One night he was awakened by a noise in the house and the garden lights shone out beneath his windows and he heard his father’s voice calling loudly, “Tie him — tie him! I have already sent for the police!”

He got up quickly and drew on his robe and went out and in the hall his mother stood, too frightened to go down.

“They have caught a robber,” she gasped, “in the garden!”

He went downstairs and outside in the chilly darkness he found his father and the servants staring at a miserable ragged man who had somehow got over the high wall, a thin dark agile fellow, starved in his looks, and now afraid for his life. He was on his knees whining and crying while the gardener held him by his long hair.

“I heard him,” the gardener kept roaring bravely, “I heard the tiles on the wall clatter and one fell to the rocks below, and I said to my wife, ‘That’s more than wind can do,’ and I—”

“Have a kind heart, sir—” the man moaned. “I have not eaten for two days. I thought I would see only if I could find a little food thrown out of the kitchens. I swear I would not have entered the house.”

I-wan was about to cry, “Father, I am sure he is hungry,” but he caught the man’s eye and it had such a cast of evil and malice in it that he was aghast and he said nothing. And at that moment the police came and took the fellow to prison. He went sullenly away and as though he were used to it.

“We might have been murdered,” his father said when they were in the house again. Everybody was up now, his grandparents and the servants and Peony, and they all fell to talking together.

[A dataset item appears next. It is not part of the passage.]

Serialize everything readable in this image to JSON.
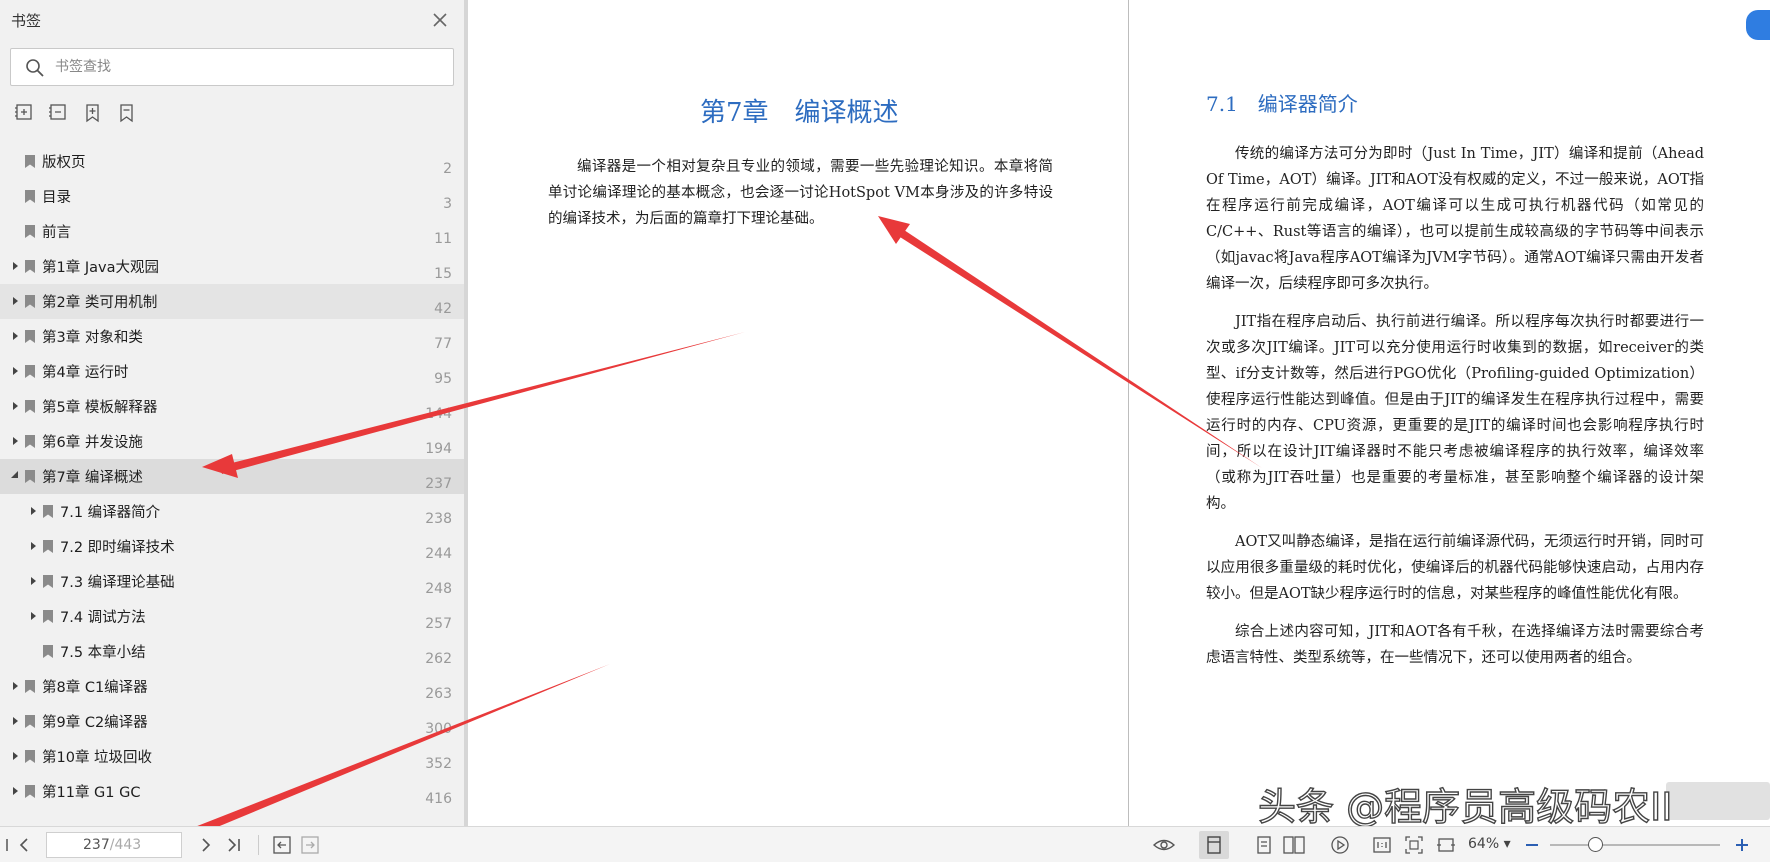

But I-wan went to his bed, not to sleep, but to lie wondering why the man’s eyes should have been so full of malice. He had seen a look like that before, and when he tried to think, he remembered. It had been the way I-ko looked before he went away a few days ago upon a great ship. They had gone to see him sail, and I-wan and his father had stayed on the dock until the ship had left the shore.

“I cannot trust I-ko,” his father had said. “He might leave the ship secretly and hang about the city—”

I-ko, alone on the ship and going alone to a foreign country, had looked like that caught thief, his eyes dark with malice and despair. I-wan felt confused again. What if food and plenty for all were still not enough? But he turned away from this question now as often as it came to him. He must believe that everyone would be better, somehow, after the revolution came. He must believe that Chiang Kai-shek would set everything right. It was all as simple as the difference between night and day. When the sun rose, it was day.

He and Peony did not talk again. She had withdrawn herself from him since that night and she came no more to his room when he was there. Nothing was changed except she did not come. The quilts were spread, the tea was hot, there were his favorite sweetmeats in the box, and new flowers were in the windows or on the table, but it was all done before he came. Once she passed him on the stair and leaned to him and he smelled the jasmine scent.